Maybe we don’t mean to but we send a clear message to teen boys that they are incapable
After my firstborn arrived almost 20 years ago and the initial shock of childbirth passed, I found myself rather chuffed to discover I was the proud mother of a beautiful baby girl.
I understood girls. I used to be one. I came from a house of all girls. I knew what to expect – the good, the bad, and the bits you hope your parents never find out.
And I was going to put all that experience into raising her, I figured, even as she grew up and proved to have very different interests to me.

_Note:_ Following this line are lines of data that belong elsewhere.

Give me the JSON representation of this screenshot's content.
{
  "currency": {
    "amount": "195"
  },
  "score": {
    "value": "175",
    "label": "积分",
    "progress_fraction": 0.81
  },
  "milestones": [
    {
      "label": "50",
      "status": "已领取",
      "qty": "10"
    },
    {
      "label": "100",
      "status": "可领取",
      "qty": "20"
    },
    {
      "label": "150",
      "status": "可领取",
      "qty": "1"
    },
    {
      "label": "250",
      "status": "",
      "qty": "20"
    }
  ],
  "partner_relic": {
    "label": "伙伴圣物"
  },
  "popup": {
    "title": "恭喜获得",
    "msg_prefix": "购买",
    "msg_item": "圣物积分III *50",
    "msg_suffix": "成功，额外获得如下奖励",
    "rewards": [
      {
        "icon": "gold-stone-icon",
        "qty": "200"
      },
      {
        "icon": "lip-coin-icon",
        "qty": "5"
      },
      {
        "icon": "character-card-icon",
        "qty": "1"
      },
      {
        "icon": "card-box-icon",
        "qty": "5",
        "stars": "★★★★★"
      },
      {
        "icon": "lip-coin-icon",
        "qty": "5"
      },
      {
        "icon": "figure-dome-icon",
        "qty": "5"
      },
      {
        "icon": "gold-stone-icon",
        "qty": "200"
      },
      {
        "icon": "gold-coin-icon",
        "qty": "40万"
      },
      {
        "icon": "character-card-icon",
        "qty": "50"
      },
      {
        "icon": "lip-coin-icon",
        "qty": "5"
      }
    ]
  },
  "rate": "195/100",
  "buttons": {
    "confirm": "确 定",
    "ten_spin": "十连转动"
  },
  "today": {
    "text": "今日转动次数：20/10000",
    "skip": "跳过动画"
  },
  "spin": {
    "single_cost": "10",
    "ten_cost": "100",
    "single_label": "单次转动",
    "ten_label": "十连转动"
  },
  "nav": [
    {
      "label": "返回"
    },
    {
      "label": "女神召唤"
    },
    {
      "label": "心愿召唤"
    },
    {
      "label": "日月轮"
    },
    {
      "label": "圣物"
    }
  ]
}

Roll on a few years later and the first of many sons was born and with his arrival my first glimpse into the world of boys. Shockwaves rippled through the family. “A boy?” came the words of disbelief from his grandmother and aunties. “I don’t even know what you do with boys,” his grandmother continued, before learning that one of things you do is make sure you have another nappy immediately ready before removing the current one, if you want to avoid a drenching.
And so it began.
Not only was I the mother of a fabulous daughter, I now had to navigate the world of boys without lived experience to draw upon. I was an Irish mammy; we’re infamous when it comes to our sons. But I wasn’t buying into that. We were going to have equality in our house, with every child championed and similar expectations of all.
And then I learned that while that might be my ideal, the outside world has a way of trying to pigeonhole our youngsters based on gender, no matter how differently we might teach them at home. And even the most solid foundations can be shaken by a torrent of societal expectations.

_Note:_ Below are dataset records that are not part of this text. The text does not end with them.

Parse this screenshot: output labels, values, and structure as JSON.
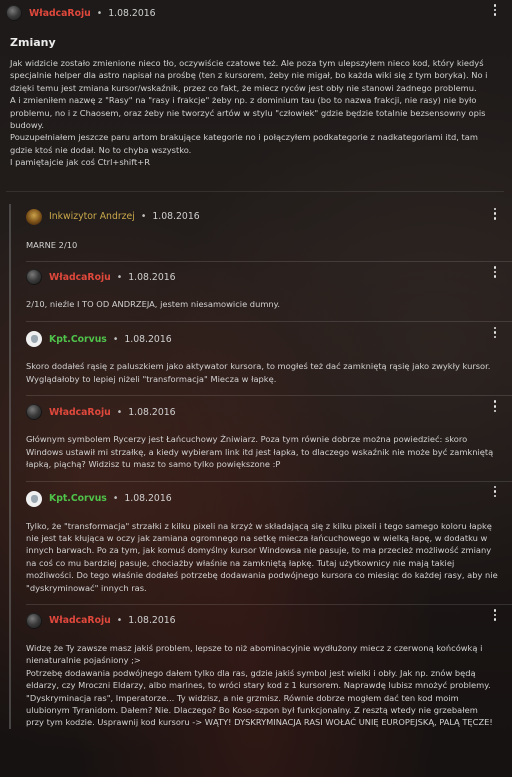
{
  "main_post": {
    "author": "WładcaRoju",
    "date": "1.08.2016",
    "title": "Zmiany",
    "lines": [
      "Jak widzicie zostało zmienione nieco tło, oczywiście czatowe też. Ale poza tym ulepszyłem nieco kod, który kiedyś specjalnie helper dla astro napisał na prośbę (ten z kursorem, żeby nie migał, bo każda wiki się z tym boryka). No i dzięki temu jest zmiana kursor/wskaźnik, przez co fakt, że miecz ryców jest obły nie stanowi żadnego problemu.",
      "A i zmieniłem nazwę z \"Rasy\" na \"rasy i frakcje\" żeby np. z dominium tau (bo to nazwa frakcji, nie rasy) nie było problemu, no i z Chaosem, oraz żeby nie tworzyć artów w stylu \"człowiek\" gdzie będzie totalnie bezsensowny opis budowy.",
      "Pouzupełniałem jeszcze paru artom brakujące kategorie no i połączyłem podkategorie z nadkategoriami itd, tam gdzie ktoś nie dodał. No to chyba wszystko.",
      "I pamiętajcie jak coś Ctrl+shift+R"
    ]
  },
  "replies": [
    {
      "author": "Inkwizytor Andrzej",
      "date": "1.08.2016",
      "avatar": "inkwizytor",
      "color": "gold",
      "lines": [
        "MARNE 2/10"
      ]
    },
    {
      "author": "WładcaRoju",
      "date": "1.08.2016",
      "avatar": "wladca",
      "color": "red",
      "lines": [
        "2/10, nieźle I TO OD ANDRZEJA, jestem niesamowicie dumny."
      ]
    },
    {
      "author": "Kpt.Corvus",
      "date": "1.08.2016",
      "avatar": "kpt",
      "color": "green",
      "lines": [
        "Skoro dodałeś rąsię z paluszkiem jako aktywator kursora, to mogłeś też dać zamkniętą rąsię jako zwykły kursor. Wyglądałoby to lepiej niżeli \"transformacja\" Miecza w łapkę."
      ]
    },
    {
      "author": "WładcaRoju",
      "date": "1.08.2016",
      "avatar": "wladca",
      "color": "red",
      "lines": [
        "Głównym symbolem Rycerzy jest Łańcuchowy Żniwiarz. Poza tym równie dobrze można powiedzieć: skoro Windows ustawił mi strzałkę, a kiedy wybieram link itd jest łapka, to dlaczego wskaźnik nie może być zamkniętą łapką, piąchą? Widzisz tu masz to samo tylko powiększone :P"
      ]
    },
    {
      "author": "Kpt.Corvus",
      "date": "1.08.2016",
      "avatar": "kpt",
      "color": "green",
      "lines": [
        "Tylko, że \"transformacja\" strzałki z kilku pixeli na krzyż w składającą się z kilku pixeli i tego samego koloru łapkę nie jest tak kłująca w oczy jak zamiana ogromnego na setkę miecza łańcuchowego w wielką łapę, w dodatku w innych barwach. Po za tym, jak komuś domyślny kursor Windowsa nie pasuje, to ma przecież możliwość zmiany na coś co mu bardziej pasuje, chociażby właśnie na zamkniętą łapkę. Tutaj użytkownicy nie mają takiej możliwości. Do tego właśnie dodałeś potrzebę dodawania podwójnego kursora co miesiąc do każdej rasy, aby nie \"dyskryminować\" innych ras."
      ]
    },
    {
      "author": "WładcaRoju",
      "date": "1.08.2016",
      "avatar": "wladca",
      "color": "red",
      "lines": [
        "Widzę że Ty zawsze masz jakiś problem, lepsze to niż abominacyjnie wydłużony miecz z czerwoną końcówką i nienaturalnie pojaśniony ;>",
        "Potrzebę dodawania podwójnego dałem tylko dla ras, gdzie jakiś symbol jest wielki i obły. Jak np. znów będą eldarzy, czy Mroczni Eldarzy, albo marines, to wróci stary kod z 1 kursorem. Naprawdę lubisz mnożyć problemy. \"Dyskryminacja ras\", Imperatorze... Ty widzisz, a nie grzmisz. Równie dobrze mogłem dać ten kod moim ulubionym Tyranidom. Dałem? Nie. Dlaczego? Bo Koso-szpon był funkcjonalny. Z resztą wtedy nie grzebałem przy tym kodzie. Usprawnij kod kursoru -> WĄTY! DYSKRYMINACJA RASI WOŁAĆ UNIĘ EUROPEJSKĄ, PALĄ TĘCZE!"
      ]
    }
  ]
}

I spoke to some other parents to see how they felt about it. Those with girls said there was more pressure on their daughters to be “good”, to comply with standards of behaviour that weren’t disruptive or unbecoming – not a shock to the feminists among us. There were worries about the harassment and objectivity their daughters might experience or indeed already had – just like their mothers before them.
Those with boys feared the cuteness factor disappeared much earlier. The notion of the adorable, mischievous, destructive, full-of-hugs younger boy giving way, by the time the preteen years arrived, to a narrative of negativity that seems to ultimately surround teen boys more than any other group in society.
For those of us with teens, the school summer holidays are upon us. Three long months stretch ahead after an already substantial period at home in the past year due to Covid-related school closures. The hunt for summer jobs is on, which are not so easy to come by when you’re under 18.
As younger children gear up to finish for the summer at the end of this month, working parents everywhere may well find themselves under even more pressure than in typical years. School closures meant many have already had to use much of their own leave, paid and unpaid, in the early parts of the calendar year. If only there were teens available to help out...
But that sentence alone is perhaps misleading. If a recent, admittedly unscientific, poll I ran on social media is anything to go by then that sentence without the word female in it means nothing.
Forty per cent of respondents said they would not hire a boy to help with childcare or babysitting. In an age where we’re finally addressing the huge mental load placed on women and mothers, it seems almost incomprehensible that we’d send a clear message to our teen boys and young men that they are seen as either untrustworthy or incapable.
We are all products of our upbringing influenced by what we see and hear. A light switch doesn’t just turn on when children reach adulthood. If we rightly tell our girls that they can be anything they want to be, and are capable of doing all the things boys do, then surely it’s important we tell our boys that the same is true of them in reverse. Which of course involves welcoming them into caring roles, ones that gender alone deems no one unsuitable for.
Some parents remarked that they were disappointed in their own reactions to the question. They had never realised they felt this way until they were asked. But honesty matters.
Our boys deserve better than this. And so do our girls. Until we address the toxic societal expectations and narrative around teenage boys and young men, the future looks remarkably similar.